The forest areas of the counts, later dukes, of Jülich in the North Eifel were administratively divided into the Obergewäld, which was headed by the forest master (in Monschau ), and the Untergewäld or the forest administrative district Wehrmeisterei, whose border is from Jüngersdorf , Derichsweiler , Kreuzau , Bergstein , Vossenack , Red woe and woe went back to Langerwehe . The subdivision of a forest was called “hat” (from “to guard”, see “forest guard”). The forest administrative district Wehrmeisterei comprised the Dürener Hut (area Hürtgenwald and Vossenack), the Vennhut (between Lammersdorf , Jägerhaus and Zweifall ), the Rackerscheider Hut (from Roetgen to Konzen , partially reaching into the Venn area ) and the Bauler Hut (between Kalltal and today's Rurtalsperre to Woffelsbach ). The Wehrmeisterei office also included Schevenhütte , Zweifall east of the Hasselbach and the Vicht (the other part belonged to the Montjoie (Monschau) office) and Vicht (east of the Vicht to Vichter Leuwstraße). The part of Gressenich east of the Omerbach belonged to the Wehrmeisterei office and to the west to the imperial abbey Kornelimünster . The Abbot of Kornelimünster and the Duke of Jülich made a special agreement in 1532 for the development to the left of the old street from Gressenich (so-called Gracht), which ran via Krewinkel, Fleuth and Leuwstraße to the Vicht.

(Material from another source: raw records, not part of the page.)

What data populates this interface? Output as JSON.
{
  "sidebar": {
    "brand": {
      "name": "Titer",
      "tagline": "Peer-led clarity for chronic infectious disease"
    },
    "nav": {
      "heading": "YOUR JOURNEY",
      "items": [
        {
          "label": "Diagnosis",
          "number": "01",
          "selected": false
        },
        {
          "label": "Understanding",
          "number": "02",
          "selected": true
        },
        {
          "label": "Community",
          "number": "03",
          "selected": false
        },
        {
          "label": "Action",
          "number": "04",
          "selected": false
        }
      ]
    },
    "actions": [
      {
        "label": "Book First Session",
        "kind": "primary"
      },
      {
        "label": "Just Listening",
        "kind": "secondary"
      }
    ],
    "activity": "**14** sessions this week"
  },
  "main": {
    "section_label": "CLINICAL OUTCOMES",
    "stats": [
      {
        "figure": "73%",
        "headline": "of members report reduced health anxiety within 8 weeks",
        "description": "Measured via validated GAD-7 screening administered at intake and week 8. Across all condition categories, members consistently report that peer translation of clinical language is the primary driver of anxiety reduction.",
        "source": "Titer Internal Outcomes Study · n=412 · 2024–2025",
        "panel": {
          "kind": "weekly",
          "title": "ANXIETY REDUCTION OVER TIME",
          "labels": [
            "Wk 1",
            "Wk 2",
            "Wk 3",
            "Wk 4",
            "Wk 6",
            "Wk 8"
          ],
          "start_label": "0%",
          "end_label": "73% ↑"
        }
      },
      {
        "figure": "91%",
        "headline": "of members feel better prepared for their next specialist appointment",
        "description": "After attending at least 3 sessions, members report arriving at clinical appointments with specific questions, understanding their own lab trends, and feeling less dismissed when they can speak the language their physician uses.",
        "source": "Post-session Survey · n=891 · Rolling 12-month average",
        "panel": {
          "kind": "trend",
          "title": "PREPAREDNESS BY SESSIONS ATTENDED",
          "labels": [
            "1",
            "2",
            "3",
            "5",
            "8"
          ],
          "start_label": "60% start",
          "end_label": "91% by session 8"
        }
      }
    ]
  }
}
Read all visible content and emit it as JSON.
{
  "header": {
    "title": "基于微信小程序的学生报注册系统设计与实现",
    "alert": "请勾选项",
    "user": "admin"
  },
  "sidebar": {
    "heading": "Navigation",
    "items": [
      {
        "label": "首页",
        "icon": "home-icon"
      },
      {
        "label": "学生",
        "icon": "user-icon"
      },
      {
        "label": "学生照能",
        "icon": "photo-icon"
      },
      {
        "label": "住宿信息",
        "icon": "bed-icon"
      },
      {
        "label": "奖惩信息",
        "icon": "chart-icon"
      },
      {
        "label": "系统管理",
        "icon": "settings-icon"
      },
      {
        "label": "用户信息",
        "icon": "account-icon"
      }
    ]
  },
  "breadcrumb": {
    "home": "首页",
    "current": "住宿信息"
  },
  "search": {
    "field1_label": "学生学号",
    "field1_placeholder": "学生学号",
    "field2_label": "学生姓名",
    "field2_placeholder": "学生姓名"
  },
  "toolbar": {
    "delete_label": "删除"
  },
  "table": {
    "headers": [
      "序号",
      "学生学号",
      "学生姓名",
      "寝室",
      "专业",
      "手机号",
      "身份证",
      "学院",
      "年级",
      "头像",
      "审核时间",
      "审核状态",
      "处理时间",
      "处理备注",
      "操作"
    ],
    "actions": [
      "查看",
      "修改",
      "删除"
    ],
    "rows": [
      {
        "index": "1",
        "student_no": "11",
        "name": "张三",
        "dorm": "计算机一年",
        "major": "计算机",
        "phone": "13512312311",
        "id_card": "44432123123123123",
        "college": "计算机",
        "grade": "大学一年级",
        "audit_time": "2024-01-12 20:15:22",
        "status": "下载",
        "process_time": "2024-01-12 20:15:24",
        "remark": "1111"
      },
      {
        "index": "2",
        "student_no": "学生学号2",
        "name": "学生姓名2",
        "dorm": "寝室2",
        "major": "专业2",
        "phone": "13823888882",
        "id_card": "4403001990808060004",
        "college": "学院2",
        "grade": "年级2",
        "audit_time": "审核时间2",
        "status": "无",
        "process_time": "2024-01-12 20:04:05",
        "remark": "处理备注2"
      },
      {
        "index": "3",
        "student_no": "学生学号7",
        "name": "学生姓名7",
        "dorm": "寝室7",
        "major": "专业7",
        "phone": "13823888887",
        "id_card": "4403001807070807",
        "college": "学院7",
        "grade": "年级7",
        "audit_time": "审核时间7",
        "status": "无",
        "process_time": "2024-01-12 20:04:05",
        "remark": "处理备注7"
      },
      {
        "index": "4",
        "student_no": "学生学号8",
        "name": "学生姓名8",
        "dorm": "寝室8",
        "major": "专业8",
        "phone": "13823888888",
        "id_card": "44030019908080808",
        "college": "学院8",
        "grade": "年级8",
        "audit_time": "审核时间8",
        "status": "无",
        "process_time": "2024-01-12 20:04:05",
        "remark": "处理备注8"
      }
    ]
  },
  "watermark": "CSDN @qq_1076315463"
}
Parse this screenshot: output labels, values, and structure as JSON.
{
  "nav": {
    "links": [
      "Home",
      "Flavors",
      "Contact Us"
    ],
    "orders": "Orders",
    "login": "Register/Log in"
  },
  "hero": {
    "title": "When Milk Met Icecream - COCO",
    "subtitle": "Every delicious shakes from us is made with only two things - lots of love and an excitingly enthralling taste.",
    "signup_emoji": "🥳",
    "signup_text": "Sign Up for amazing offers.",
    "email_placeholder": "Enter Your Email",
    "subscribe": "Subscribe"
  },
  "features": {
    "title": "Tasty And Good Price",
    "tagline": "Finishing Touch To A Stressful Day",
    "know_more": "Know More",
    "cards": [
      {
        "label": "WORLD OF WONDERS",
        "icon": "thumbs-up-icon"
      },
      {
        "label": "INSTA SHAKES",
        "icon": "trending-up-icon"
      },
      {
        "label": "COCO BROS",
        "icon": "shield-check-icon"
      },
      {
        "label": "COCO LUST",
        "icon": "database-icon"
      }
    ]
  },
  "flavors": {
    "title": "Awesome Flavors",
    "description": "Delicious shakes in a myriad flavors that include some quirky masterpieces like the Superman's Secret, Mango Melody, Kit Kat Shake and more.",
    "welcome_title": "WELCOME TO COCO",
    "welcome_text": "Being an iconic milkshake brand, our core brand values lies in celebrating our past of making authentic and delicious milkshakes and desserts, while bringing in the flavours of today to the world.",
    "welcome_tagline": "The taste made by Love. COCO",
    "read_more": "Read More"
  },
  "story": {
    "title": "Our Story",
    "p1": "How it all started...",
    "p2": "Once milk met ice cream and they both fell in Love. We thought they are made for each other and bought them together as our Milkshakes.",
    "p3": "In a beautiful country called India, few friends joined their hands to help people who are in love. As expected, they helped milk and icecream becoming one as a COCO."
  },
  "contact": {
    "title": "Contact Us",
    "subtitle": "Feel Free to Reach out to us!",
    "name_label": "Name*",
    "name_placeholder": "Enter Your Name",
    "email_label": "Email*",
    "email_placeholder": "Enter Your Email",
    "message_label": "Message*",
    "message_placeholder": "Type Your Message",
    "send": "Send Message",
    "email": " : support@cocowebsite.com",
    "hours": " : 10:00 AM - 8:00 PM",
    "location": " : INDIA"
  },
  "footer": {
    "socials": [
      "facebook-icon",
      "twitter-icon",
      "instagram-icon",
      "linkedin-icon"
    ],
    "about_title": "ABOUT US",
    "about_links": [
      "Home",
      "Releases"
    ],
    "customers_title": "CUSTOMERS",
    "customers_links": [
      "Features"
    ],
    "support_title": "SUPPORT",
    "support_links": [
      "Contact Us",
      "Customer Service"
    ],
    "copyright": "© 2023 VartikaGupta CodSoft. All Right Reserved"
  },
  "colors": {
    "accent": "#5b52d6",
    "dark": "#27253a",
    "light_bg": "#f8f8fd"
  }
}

At the head of the office stood the Wehrmeister (probably from "Grant", he had no defense duties; or from Wehr-Meister, so the highest administrator of the water weirs / water distribution rights), whose administrative seat in both functions was later Düren . Initially, the military master of the "Wehrmeisterei Office" sat at Graefenhaus in today's Hürtgenwald forest district. The seat of the superordinate regional forest office Rureifel-Jülicher-Börde in Hürtgenwald is still based on this today. The Wermeister was not only the bailiff of the Office Duren, but also took on behalf of the Jülich regent whose rights true that from the forestry authority showed u. a. Hunting, fishing, charcoal burning , water and milling rights. Twelve hereditary foresters supported the Wehrmeister . Up until the 16th century, mining law was also the responsibility of the military master. Then it was further subdivided regionally. So was z. B. the mountain master from Gressenich, who previously settled the income from the mountain shelf with the military master , the Eschweiler mountain bailiff . The first remaining armed forces accounts date from 1525. Most of them are in the main state archive in Düsseldorf.